ADESSO ALLENA LA NAZIONALE, AUGURI MANCIO.
MAZZOLA
Figlio di Valentino, diventa simbolo della grande Inter di Moratti ed Herrera portandola sul tetto d’Europa e del mondo. Sul dualismo fra lui e Rivera, che gioca nel Milan compiendo altrettanti sfracelli, in senso positivo s’intende, sono state scritte pagine memorabili. Come memorabile rimane un suo gol in nazionale segnato dopo una serie interminabile di palleggi che rintrona centrocampisti e difensori della squadra avversaria.
MILLA
È il progenitore dei leoni indomabili del Camerun, uno dei primi giocatori africani a diventare famoso in tutto il mondo. Attaccante di classe, dalle movenze felpate, detiene il primato di giocatore più vecchio a segnare in una fase finale della Coppa del Mondo FIFA: nel 1994 segna a 42 anni con la nazionale camerunense. È stato eletto al 58º posto tra i giocatori del XX secolo dalla rivista World Soccer.

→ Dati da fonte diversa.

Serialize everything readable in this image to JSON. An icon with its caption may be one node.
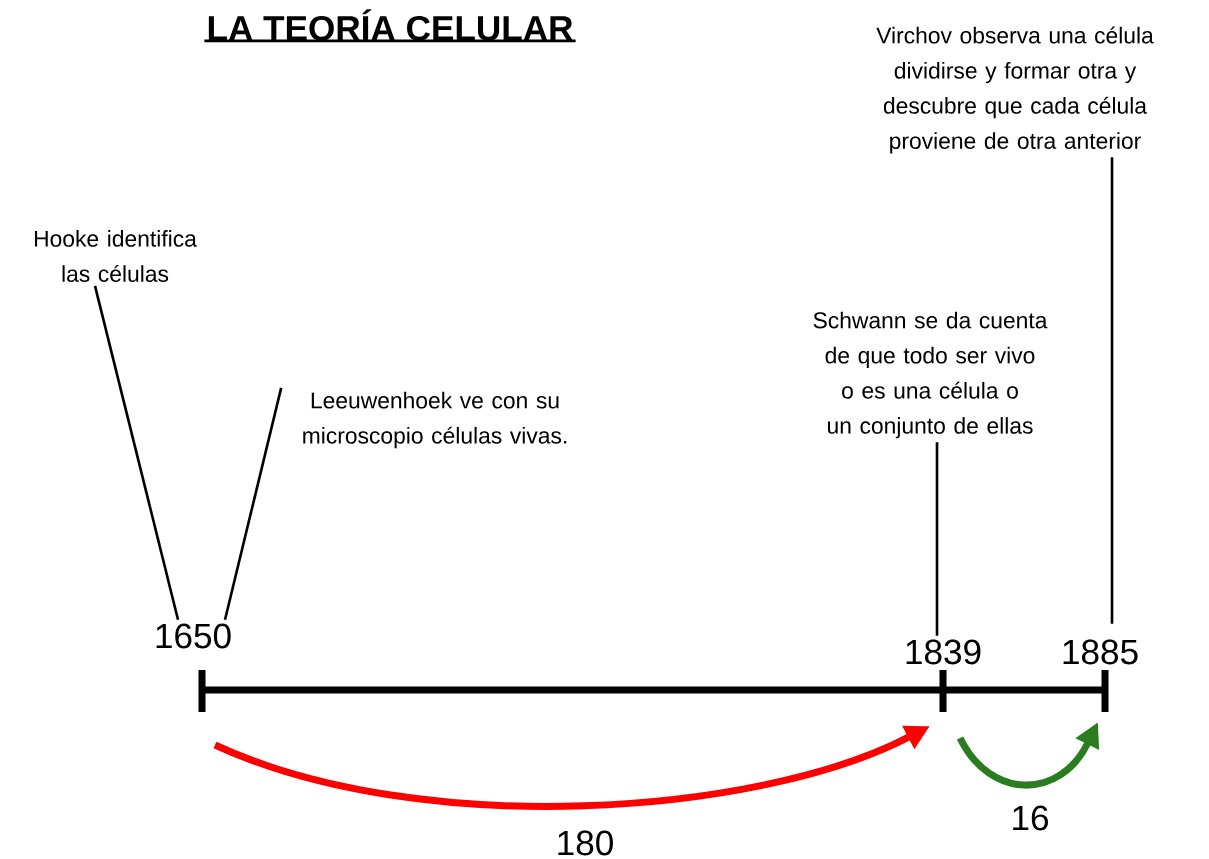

TRA CAMPIONATI E NAZIONALE MAGGIORE, MILLA GIOCA 846 PARTITE SEGNANDO 431 RETI, ALLA MEDIA DI 0,51 GOL A PARTITA. UN GRANDE.
PUSKAS
Ferenc Puskás e considerato il miglior calciatore ungherese di sempre e uno tra i più dotati di ogni tempo. È il terzo capocannoniere di tutti i tempi, avendo realizzato in carriera oltre 1000 goal tra nazionale e club. Seconda punta molto veloce, dotato di un notevole stacco di testa nonostante la media statura e di un eccezionale controllo palla al piede, è in possesso di un tiro micidiale. Il suo compagno di squadra e amico Alfredo Di Stéfano, altro grandissimo giocatore, lo ha definito il migliore calciatore di tutti i tempi. Nel suo palmarès, oltre a diversi titoli di campione d'Ungheria e di Spagna, figurano un oro olimpico con l'Ungheria nel 1952 e tre Coppe dei Campioni nel 1959, 1960 e 1966, nonché una Coppa Intercontinentale nel 1960, con il Real Madrid.
riva
Gigi Riva, detto Rombo di tuono, è il più forte attaccante che l’Italia abbia mai avuto. Malgrado due gravi infortuni lo abbiano limitato parecchio, con 35 gol in nazionale è ancora il capocannoniere fra gli azzurri. Vince uno scudetto pazzesco con il Cagliari e nonostante la corte di Agnelli e Moratti, dall’isola non se n’è mai voluto andare. Sinistro micidiale, coraggio leonino, forte nello stacco di testa, vince il campionato europeo con l’Italia nel ’68 e due anni dopo arriva in finale ai mondiali in Messico. Peccato che dall’altra parte ci fosse un certo Pelè.
rivera
Chiamato abatino per le sue movenze compassate, quasi di maniera, Gianni Rivera è senz’altro uno dei centrocampisti migliori che l’Italia abbia mai avuto e uno dei primi dieci al mondo. Esordisce a quindici anni e nella sua carriera vince tutto, compreso il Pallone d’oro nel ’69, primo italiano ad aggiudicarsi il trofeo. Campione d’Europa con l’Italia nel ’68, finalista mondiale nel ’70 in Messico contro il Brasile.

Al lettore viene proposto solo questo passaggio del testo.